V Bottom

Discussion in 'Trading' started by stonedinvestor, Feb 28, 2007.

  1. I was listening to the fast money guys yesterday and they all said market goes lower today to probe interday lows etc. I've heard many, many talking heads explain that this is the start of something big. HOWEVER

    The put/call ratio is way too high. Closed at 1.7. I looked back all the way to 1996 and cant find one time it has ever been this high.

    The put/call ratio is telling me that sentiment is super bearish...more bearish then in anytime since 1996. The put/call ratio is a great contrarian indicator.

    When a market suddenly tanks like this, it creates a fabulous V-Bottom where the indexes start climbing higher making the shape of a V.

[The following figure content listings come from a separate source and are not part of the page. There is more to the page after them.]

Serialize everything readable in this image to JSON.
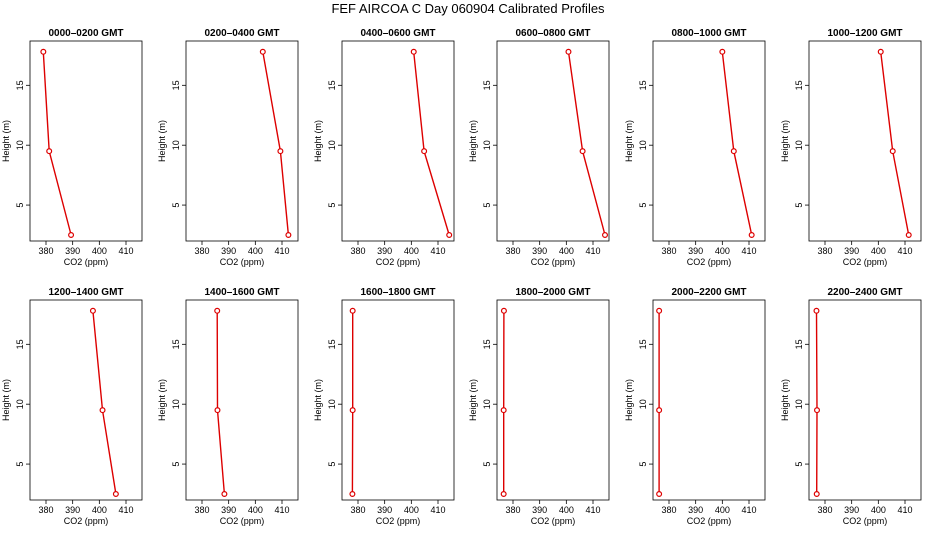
{
  "title": "FEF AIRCOA C  Day 060904  Calibrated Profiles",
  "colors": {
    "series": "#dd0000",
    "axes": "#000000",
    "background": "#ffffff"
  },
  "chart_data": [
    {
      "type": "line",
      "title": "0000–0200 GMT",
      "xlabel": "CO2 (ppm)",
      "ylabel": "Height (m)",
      "xlim": [
        374,
        416
      ],
      "ylim": [
        2,
        18.7
      ],
      "xticks": [
        380,
        390,
        400,
        410
      ],
      "yticks": [
        5,
        10,
        15
      ],
      "grid": false,
      "orientation": "vertical-profile",
      "x": [
        379.0,
        381.2,
        389.4
      ],
      "y": [
        17.8,
        9.5,
        2.5
      ]
    },
    {
      "type": "line",
      "title": "0200–0400 GMT",
      "xlabel": "CO2 (ppm)",
      "ylabel": "Height (m)",
      "xlim": [
        374,
        416
      ],
      "ylim": [
        2,
        18.7
      ],
      "xticks": [
        380,
        390,
        400,
        410
      ],
      "yticks": [
        5,
        10,
        15
      ],
      "grid": false,
      "orientation": "vertical-profile",
      "x": [
        402.8,
        409.4,
        412.4
      ],
      "y": [
        17.8,
        9.5,
        2.5
      ]
    },
    {
      "type": "line",
      "title": "0400–0600 GMT",
      "xlabel": "CO2 (ppm)",
      "ylabel": "Height (m)",
      "xlim": [
        374,
        416
      ],
      "ylim": [
        2,
        18.7
      ],
      "xticks": [
        380,
        390,
        400,
        410
      ],
      "yticks": [
        5,
        10,
        15
      ],
      "grid": false,
      "orientation": "vertical-profile",
      "x": [
        400.9,
        404.8,
        414.2
      ],
      "y": [
        17.8,
        9.5,
        2.5
      ]
    },
    {
      "type": "line",
      "title": "0600–0800 GMT",
      "xlabel": "CO2 (ppm)",
      "ylabel": "Height (m)",
      "xlim": [
        374,
        416
      ],
      "ylim": [
        2,
        18.7
      ],
      "xticks": [
        380,
        390,
        400,
        410
      ],
      "yticks": [
        5,
        10,
        15
      ],
      "grid": false,
      "orientation": "vertical-profile",
      "x": [
        400.8,
        406.1,
        414.5
      ],
      "y": [
        17.8,
        9.5,
        2.5
      ]
    },
    {
      "type": "line",
      "title": "0800–1000 GMT",
      "xlabel": "CO2 (ppm)",
      "ylabel": "Height (m)",
      "xlim": [
        374,
        416
      ],
      "ylim": [
        2,
        18.7
      ],
      "xticks": [
        380,
        390,
        400,
        410
      ],
      "yticks": [
        5,
        10,
        15
      ],
      "grid": false,
      "orientation": "vertical-profile",
      "x": [
        400.0,
        404.3,
        411.0
      ],
      "y": [
        17.8,
        9.5,
        2.5
      ]
    },
    {
      "type": "line",
      "title": "1000–1200 GMT",
      "xlabel": "CO2 (ppm)",
      "ylabel": "Height (m)",
      "xlim": [
        374,
        416
      ],
      "ylim": [
        2,
        18.7
      ],
      "xticks": [
        380,
        390,
        400,
        410
      ],
      "yticks": [
        5,
        10,
        15
      ],
      "grid": false,
      "orientation": "vertical-profile",
      "x": [
        400.9,
        405.4,
        411.4
      ],
      "y": [
        17.8,
        9.5,
        2.5
      ]
    },
    {
      "type": "line",
      "title": "1200–1400 GMT",
      "xlabel": "CO2 (ppm)",
      "ylabel": "Height (m)",
      "xlim": [
        374,
        416
      ],
      "ylim": [
        2,
        18.7
      ],
      "xticks": [
        380,
        390,
        400,
        410
      ],
      "yticks": [
        5,
        10,
        15
      ],
      "grid": false,
      "orientation": "vertical-profile",
      "x": [
        397.6,
        401.2,
        406.2
      ],
      "y": [
        17.8,
        9.5,
        2.5
      ]
    },
    {
      "type": "line",
      "title": "1400–1600 GMT",
      "xlabel": "CO2 (ppm)",
      "ylabel": "Height (m)",
      "xlim": [
        374,
        416
      ],
      "ylim": [
        2,
        18.7
      ],
      "xticks": [
        380,
        390,
        400,
        410
      ],
      "yticks": [
        5,
        10,
        15
      ],
      "grid": false,
      "orientation": "vertical-profile",
      "x": [
        385.7,
        385.8,
        388.4
      ],
      "y": [
        17.8,
        9.5,
        2.5
      ]
    },
    {
      "type": "line",
      "title": "1600–1800 GMT",
      "xlabel": "CO2 (ppm)",
      "ylabel": "Height (m)",
      "xlim": [
        374,
        416
      ],
      "ylim": [
        2,
        18.7
      ],
      "xticks": [
        380,
        390,
        400,
        410
      ],
      "yticks": [
        5,
        10,
        15
      ],
      "grid": false,
      "orientation": "vertical-profile",
      "x": [
        378.0,
        378.0,
        377.9
      ],
      "y": [
        17.8,
        9.5,
        2.5
      ]
    },
    {
      "type": "line",
      "title": "1800–2000 GMT",
      "xlabel": "CO2 (ppm)",
      "ylabel": "Height (m)",
      "xlim": [
        374,
        416
      ],
      "ylim": [
        2,
        18.7
      ],
      "xticks": [
        380,
        390,
        400,
        410
      ],
      "yticks": [
        5,
        10,
        15
      ],
      "grid": false,
      "orientation": "vertical-profile",
      "x": [
        376.6,
        376.5,
        376.5
      ],
      "y": [
        17.8,
        9.5,
        2.5
      ]
    },
    {
      "type": "line",
      "title": "2000–2200 GMT",
      "xlabel": "CO2 (ppm)",
      "ylabel": "Height (m)",
      "xlim": [
        374,
        416
      ],
      "ylim": [
        2,
        18.7
      ],
      "xticks": [
        380,
        390,
        400,
        410
      ],
      "yticks": [
        5,
        10,
        15
      ],
      "grid": false,
      "orientation": "vertical-profile",
      "x": [
        376.3,
        376.3,
        376.3
      ],
      "y": [
        17.8,
        9.5,
        2.5
      ]
    },
    {
      "type": "line",
      "title": "2200–2400 GMT",
      "xlabel": "CO2 (ppm)",
      "ylabel": "Height (m)",
      "xlim": [
        374,
        416
      ],
      "ylim": [
        2,
        18.7
      ],
      "xticks": [
        380,
        390,
        400,
        410
      ],
      "yticks": [
        5,
        10,
        15
      ],
      "grid": false,
      "orientation": "vertical-profile",
      "x": [
        376.8,
        377.0,
        376.9
      ],
      "y": [
        17.8,
        9.5,
        2.5
      ]
    }
  ]
}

    Since no one will say it I will. I think we have a better than 75% chance for an old school V Bottom. That's right ALL 400 points back By Friday. Impossible?
    Let's see.
  2. Certainly possible.

    Official Chinese Gummint statement about yesterday... "We will support the integrity of our financial markets...."

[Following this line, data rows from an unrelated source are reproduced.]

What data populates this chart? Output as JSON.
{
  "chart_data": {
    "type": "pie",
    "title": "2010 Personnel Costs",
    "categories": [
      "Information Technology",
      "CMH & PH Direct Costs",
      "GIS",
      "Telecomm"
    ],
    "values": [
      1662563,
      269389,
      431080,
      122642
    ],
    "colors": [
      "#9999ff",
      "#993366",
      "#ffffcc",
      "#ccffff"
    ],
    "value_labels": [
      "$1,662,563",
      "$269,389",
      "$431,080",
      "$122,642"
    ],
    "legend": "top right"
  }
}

    Assuming Chinese stocks race back up to highs, yesterday was likely just a big hiccup.
  3. really?
  4. bluud


    Can you keep your mouth shut, we need liquidity, if everyone thinks like you who is going to sell.
  5. everyone & their brother margined to the hilt.....a little more downside pressure will bring on the good ole` fashioned margin calls.
  6. <i>"if everyone thinks like you who is going to sell?"</i>

    I wouldn't worry too much about that. You'll find sellers.
  7. Where put/call ratio can be viewed?
  8. put/call ratios are meaningless
  9. Not so stock_trad3r very useful as todays action displays. I have gone into the past for this:

    :With yesterday's historic 63.75-point range on the S&P futures contract and extraordinary swan-dive of -50.33 points (-3.5%) on the S&P 500 index (SPX), we use history and a bigger measuring stick as guides to navigating these troubled waters. The SPX closed on Tuesday at 1399.04 after making a 50-day low of 1389.42. Q: We looked back in history for moves of a percentage decline of more than FOUR standard deviations below the average one-day percentage change measured over the last 30 trading days, which we might call 'extra extra big' on our scale. A: According to the 10 previous occurrences of this event between 1940-1997, SPX has shown a strong bullish edge that peaks 2 trading days after the event. SPX rallies in 90% of the cases (9 for 10) by an average of 4.7% relative to the close on the event date. The overall return of the 10 cases is 4.3%.

    >> so the real question lays with FRIDAY> that becomes an incredibly IMPORTANT DAY for our future!